Press Secretary Sarah Sanders detailed her decision to retire from the White House on Thursday after she and the president announced the news.
“For me it’s been about my family, it always has been,” Sanders told White House reporters after the president recognized her service and announced her decision to leave.
She said she wanted to give the president time to get a new press secretary hired and in place in time for the 2020 election.
“I’ve loved every minute,” she said. “I know some people probably don’t buy that, but even the hard days are special.”
She called her time in the White House the “opportunity of the lifetime.”
She said the first thing she looked forward to was spending time with her children, who just got out of school for the summer.
“I look forward to going home,” she said, about her decision to return to Arkansas.
Sanders said she told the president the news earlier Tuesday.
“He couldn’t have been nicer, more supportive, more understanding, and more encouraging than he was,” she said.
When asked by reporters if she regretted holding fewer press briefings, she replied, “No, I don’t.”
Sanders defended her role in the position of press secretary by pointing to the efforts she made to make sure that people heard from the president directly on a number of issues.

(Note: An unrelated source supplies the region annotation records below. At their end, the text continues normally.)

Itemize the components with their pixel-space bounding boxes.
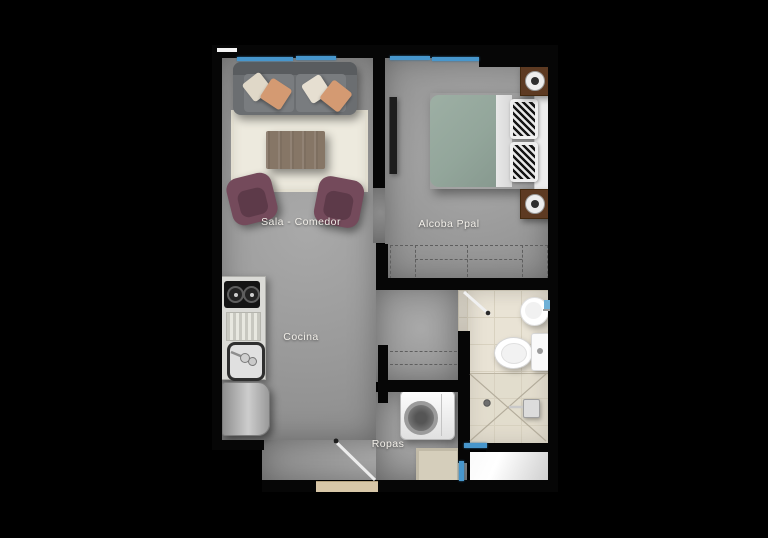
refrigerator [222, 382, 270, 436]
toilet [494, 337, 533, 369]
room-label-ropas: Ropas [372, 438, 405, 450]
window-bedroom-left [390, 56, 430, 60]
wall-top-right-thick [479, 45, 558, 67]
shower-fixture [523, 399, 540, 418]
coffee-table [266, 131, 325, 169]
ropas-closet-rod-line [390, 351, 457, 352]
window-bedroom-right [432, 57, 479, 61]
bedroom-closet-divider [522, 245, 523, 277]
washer-door [404, 401, 438, 435]
bedroom-closet-divider [467, 245, 468, 277]
nightstand-lamp [525, 194, 545, 214]
wall-bottom-left [262, 480, 318, 492]
bed-pillow-bottom [510, 142, 538, 182]
wall-left-step [212, 440, 264, 450]
wall-tv [389, 97, 397, 174]
window-sill-notch [217, 48, 237, 52]
wall-ropas-vertical [378, 345, 388, 403]
stove [224, 281, 260, 308]
bed-pillow-top [510, 99, 538, 139]
wall-right [548, 45, 558, 492]
bedroom-closet-divider [415, 245, 416, 277]
wall-sala-bedroom [373, 57, 385, 188]
floor-plan: Sala - Comedor Alcoba Ppal Cocina Ropas [0, 0, 768, 538]
corridor-floor [376, 285, 458, 382]
room-label-cocina: Cocina [283, 331, 318, 343]
room-label-alcoba: Alcoba Ppal [419, 218, 480, 230]
burner [243, 286, 260, 303]
entrance-threshold [316, 481, 378, 492]
window-bathroom-bottom [464, 443, 487, 448]
armchair-seat [236, 186, 270, 219]
drainboard [226, 312, 261, 341]
wall-bathroom-bottom [486, 443, 548, 452]
kitchen-sink [227, 342, 265, 381]
ropas-closet-rod-line [390, 364, 457, 365]
washer-panel-line [441, 394, 442, 436]
lamp-center [531, 200, 539, 208]
wall-bedroom-bottom [376, 278, 556, 290]
nightstand-lamp [525, 71, 545, 91]
bedroom-closet-shelf-line [415, 259, 522, 260]
room-label-sala: Sala - Comedor [261, 216, 341, 228]
basin [525, 302, 542, 319]
bedroom-closet-outline [390, 245, 548, 279]
bathroom-glass-shelf [544, 300, 550, 310]
bed-duvet [430, 95, 498, 187]
flush-button [537, 348, 543, 354]
window-sala-left [237, 57, 293, 61]
wall-left [212, 45, 222, 445]
sink-drain [248, 357, 257, 366]
window-laundry-bottom [459, 461, 464, 481]
toilet-seat [501, 343, 527, 364]
lamp-center [531, 77, 539, 85]
wall-ropas-horizontal [378, 380, 467, 392]
bathroom-door-threshold [458, 290, 467, 332]
wall-bottom-right [376, 480, 556, 492]
window-sala-right [296, 56, 336, 60]
balcony-floor [470, 452, 548, 480]
washing-machine [400, 390, 455, 440]
burner [227, 286, 244, 303]
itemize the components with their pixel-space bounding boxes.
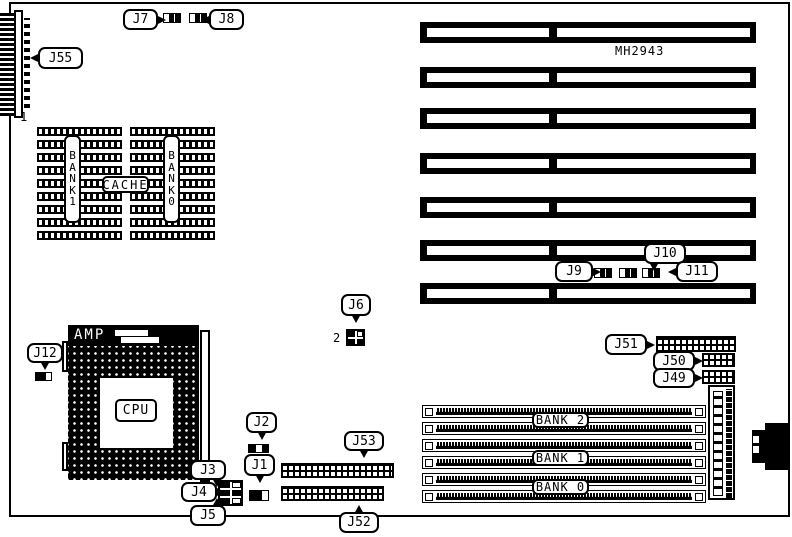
simm-latch: [695, 493, 703, 501]
callout-j55-text: J55: [49, 51, 72, 66]
callout-j1-text: J1: [252, 458, 268, 473]
isa-slot: [420, 240, 756, 261]
callout-j51-text: J51: [614, 337, 637, 352]
isa-slot-inset: [557, 114, 750, 123]
j49-header: [702, 370, 735, 384]
callout-j7-text: J7: [133, 12, 149, 27]
keyboard-connector-pin: [753, 446, 759, 453]
simm-latch: [695, 408, 703, 416]
cache-bank0-label: BANK0: [163, 135, 180, 223]
simm-latch: [425, 459, 433, 467]
callout-j2: J2: [246, 412, 277, 433]
callout-j9: J9: [555, 261, 593, 282]
pointer-down-icon: [359, 449, 369, 458]
isa-slot-inset: [427, 203, 549, 212]
isa-slot-inset: [427, 159, 549, 168]
pointer-right-icon: [645, 340, 655, 350]
simm-latch: [425, 442, 433, 450]
socket-brand-label: AMP: [74, 327, 105, 343]
callout-j49: J49: [653, 368, 695, 388]
callout-j4-text: J4: [191, 485, 207, 500]
cache-chip: [130, 231, 215, 240]
callout-j12-text: J12: [33, 346, 56, 361]
isa-slot-inset: [427, 73, 549, 82]
simm-latch: [695, 442, 703, 450]
callout-j53: J53: [344, 431, 384, 451]
pointer-left-icon: [668, 267, 678, 277]
callout-j50-text: J50: [662, 354, 685, 369]
cache-label: CACHE: [102, 176, 149, 193]
isa-slot-inset: [427, 114, 549, 123]
pointer-down-icon: [649, 262, 659, 271]
socket-notch: [121, 337, 159, 343]
isa-slot-inset: [557, 203, 750, 212]
j55-connector-body: [14, 10, 23, 118]
callout-j3: J3: [190, 460, 226, 480]
isa-slot-inset: [557, 28, 750, 37]
jumper-pin: [232, 482, 242, 488]
isa-slot: [420, 67, 756, 88]
isa-slot-inset: [557, 289, 750, 298]
pointer-up-icon: [212, 498, 222, 507]
j10-jumper: [619, 268, 637, 278]
pointer-down-icon: [351, 314, 361, 323]
isa-slot-inset: [427, 28, 549, 37]
cache-bank1-label: BANK1: [64, 135, 81, 223]
isa-slot: [420, 108, 756, 129]
j55-connector-pins: [0, 13, 15, 116]
jumper-pin: [348, 331, 355, 337]
callout-j2-text: J2: [254, 415, 270, 430]
simm-latch: [425, 425, 433, 433]
pointer-down-icon: [257, 431, 267, 440]
isa-slot-inset: [557, 159, 750, 168]
j55-connector-contacts: [24, 18, 30, 108]
pointer-up-icon: [354, 505, 364, 514]
isa-slot: [420, 197, 756, 218]
simm-bank0-label: BANK 0: [532, 479, 589, 495]
power-connector: [708, 385, 735, 500]
j50-header: [702, 353, 735, 367]
callout-j11: J11: [676, 261, 718, 282]
callout-j52-text: J52: [347, 515, 370, 530]
j1-jumper: [249, 490, 269, 501]
pointer-right-icon: [215, 487, 225, 497]
power-connector-pins: [713, 391, 723, 496]
callout-j11-text: J11: [685, 264, 708, 279]
jumper-pin: [357, 339, 364, 345]
jumper-pin: [232, 490, 242, 496]
pointer-down-icon: [255, 474, 265, 483]
power-connector-keys: [726, 389, 732, 498]
pointer-left-icon: [201, 15, 211, 25]
callout-j5: J5: [190, 505, 226, 526]
callout-j8-text: J8: [219, 12, 235, 27]
keyboard-connector: [765, 423, 790, 470]
callout-j7: J7: [123, 9, 158, 30]
j51-header: [656, 336, 736, 352]
callout-j49-text: J49: [662, 371, 685, 386]
pointer-right-icon: [693, 373, 703, 383]
j2-jumper: [248, 444, 269, 453]
callout-j9-text: J9: [566, 264, 582, 279]
simm-bank2-label: BANK 2: [532, 412, 589, 428]
callout-j10-text: J10: [653, 246, 676, 261]
callout-j55: J55: [38, 47, 83, 69]
jumper-pin: [348, 339, 355, 345]
simm-latch: [695, 425, 703, 433]
cache-chip: [37, 231, 122, 240]
cache-chip: [37, 127, 122, 136]
jumper-pin: [357, 331, 364, 337]
simm-latch: [425, 476, 433, 484]
j52-header: [281, 486, 384, 501]
callout-j6: J6: [341, 294, 371, 316]
callout-j8: J8: [209, 9, 244, 30]
simm-latch: [425, 408, 433, 416]
socket-notch: [115, 330, 148, 336]
pointer-right-icon: [156, 15, 166, 25]
cpu-socket-top-bar: AMP: [68, 325, 199, 346]
pointer-down-icon: [40, 361, 50, 370]
callout-j3-text: J3: [200, 463, 216, 478]
callout-j5-text: J5: [200, 508, 216, 523]
isa-slot: [420, 153, 756, 174]
part-number: MH2943: [615, 44, 664, 58]
isa-slot-inset: [557, 73, 750, 82]
j12-jumper: [35, 372, 52, 381]
callout-j12: J12: [27, 343, 63, 363]
simm-contacts: [436, 442, 692, 449]
isa-slot-inset: [427, 246, 549, 255]
simm-bank1-label: BANK 1: [532, 450, 589, 466]
callout-j6-text: J6: [348, 298, 364, 313]
callout-j1: J1: [244, 454, 275, 476]
j6-jumper: [346, 329, 365, 346]
cpu-label: CPU: [115, 399, 157, 422]
pointer-left-icon: [30, 53, 40, 63]
simm-latch: [695, 459, 703, 467]
keyboard-connector-pin: [753, 436, 759, 443]
isa-slot-inset: [427, 289, 549, 298]
isa-slot: [420, 283, 756, 304]
simm-latch: [425, 493, 433, 501]
callout-j53-text: J53: [352, 434, 375, 449]
motherboard-diagram: MH2943 BANK1 BANK0 CACHE AMP CPU 1 2 BAN…: [0, 0, 792, 537]
j55-pin1-marker: 1: [20, 110, 27, 124]
pointer-right-icon: [591, 267, 601, 277]
callout-j51: J51: [605, 334, 647, 355]
pointer-right-icon: [693, 356, 703, 366]
j53-header: [281, 463, 394, 478]
callout-j52: J52: [339, 512, 379, 533]
j6-pin2-marker: 2: [333, 331, 340, 345]
simm-latch: [695, 476, 703, 484]
isa-slot: [420, 22, 756, 43]
jumper-pin: [232, 498, 242, 504]
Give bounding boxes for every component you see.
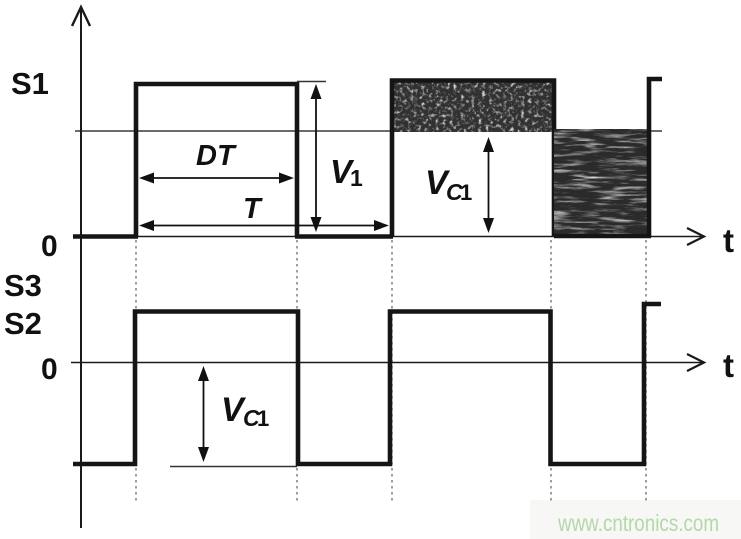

“I think it’s far more important for me to have played a role into facilitating direct contact with the president of the United States to the American people, to hear from him and in his voice, than it is to hear from me and mine. No one elected me to anything, they elected the president,” she said.
Sanders laughed when asked if she would consider running for governor, saying that she knew enough about politics not to rule out the possibility.
“My focus, walking away, is to spend more time with my family and to go home,” she said.